Sao Phal Niseiy: Australia’s support and engagement are crucial in promoting Cambodia’s human rights and democracy. What does the Australian plan to do to further support Cambodia and its people in improving these very important issues?
Andreas Zurbrugg: Australia is a long-standing supporter of democracy and the protection and promotion of human rights in Cambodia. We support this not only to ensure Cambodia’s hard-fought post-conflict rights and liberties (as enshrined in the Paris Peace Agreements), but as a necessary enabler for Cambodia’s continued social and economic growth.
In Cambodia, Australia works with all partners to support Cambodian human rights and democracy.

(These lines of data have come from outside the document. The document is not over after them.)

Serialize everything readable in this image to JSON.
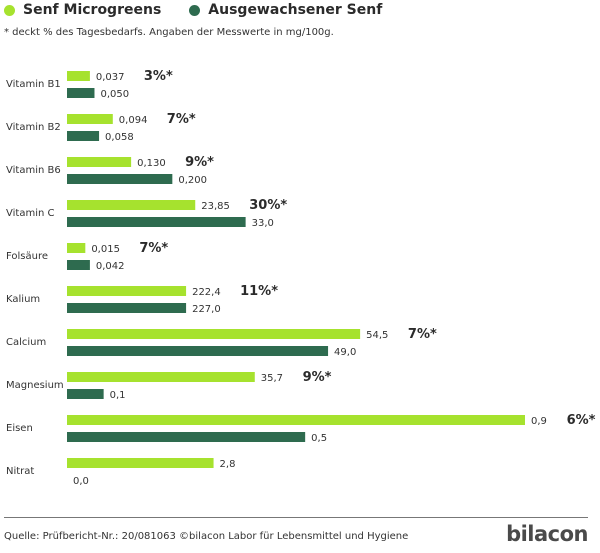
{
  "legend": {
    "items": [
      {
        "label": "Senf Microgreens",
        "color": "#a6e22e"
      },
      {
        "label": "Ausgewachsener Senf",
        "color": "#2e6b4f"
      }
    ]
  },
  "note": "* deckt % des Tagesbedarfs. Angaben der Messwerte in mg/100g.",
  "source": "Quelle: Prüfbericht-Nr.: 20/081063 ©bilacon Labor für Lebensmittel und Hygiene",
  "brand": "bilacon",
  "chart_data": {
    "type": "bar",
    "orientation": "horizontal",
    "categories": [
      "Vitamin B1",
      "Vitamin B2",
      "Vitamin B6",
      "Vitamin C",
      "Folsäure",
      "Kalium",
      "Calcium",
      "Magnesium",
      "Eisen",
      "Nitrat"
    ],
    "series": [
      {
        "name": "Senf Microgreens",
        "color": "#a6e22e",
        "labels": [
          "0,037",
          "0,094",
          "0,130",
          "23,85",
          "0,015",
          "222,4",
          "54,5",
          "35,7",
          "0,9",
          "2,8"
        ],
        "bar_fraction": [
          0.05,
          0.1,
          0.14,
          0.28,
          0.04,
          0.26,
          0.64,
          0.41,
          1.0,
          0.32
        ]
      },
      {
        "name": "Ausgewachsener Senf",
        "color": "#2e6b4f",
        "labels": [
          "0,050",
          "0,058",
          "0,200",
          "33,0",
          "0,042",
          "227,0",
          "49,0",
          "0,1",
          "0,5",
          "0,0"
        ],
        "bar_fraction": [
          0.06,
          0.07,
          0.23,
          0.39,
          0.05,
          0.26,
          0.57,
          0.08,
          0.52,
          0.0
        ]
      }
    ],
    "daily_value_labels": [
      "3%*",
      "7%*",
      "9%*",
      "30%*",
      "7%*",
      "11%*",
      "7%*",
      "9%*",
      "6%*",
      ""
    ]
  }
}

Australia also regularly speaks with a wide range of Cambodian civil society organisations (CSOs) and non-government individuals, and we provide direct support to CSOs working on human rights issues. We also fund a range of initiatives that build cross-sectoral human capital and institutional capacity, including through our Ponlok Chomnes think-tank program and short courses.
As we draw closer to commune elections in June 2022 (and national elections in 2023), we encourage the Royal Government of Cambodia and other actors to ensure a safe and tolerant climate for the peaceful expression of views, and to promote electoral conditions conducive to representative multiparty governance.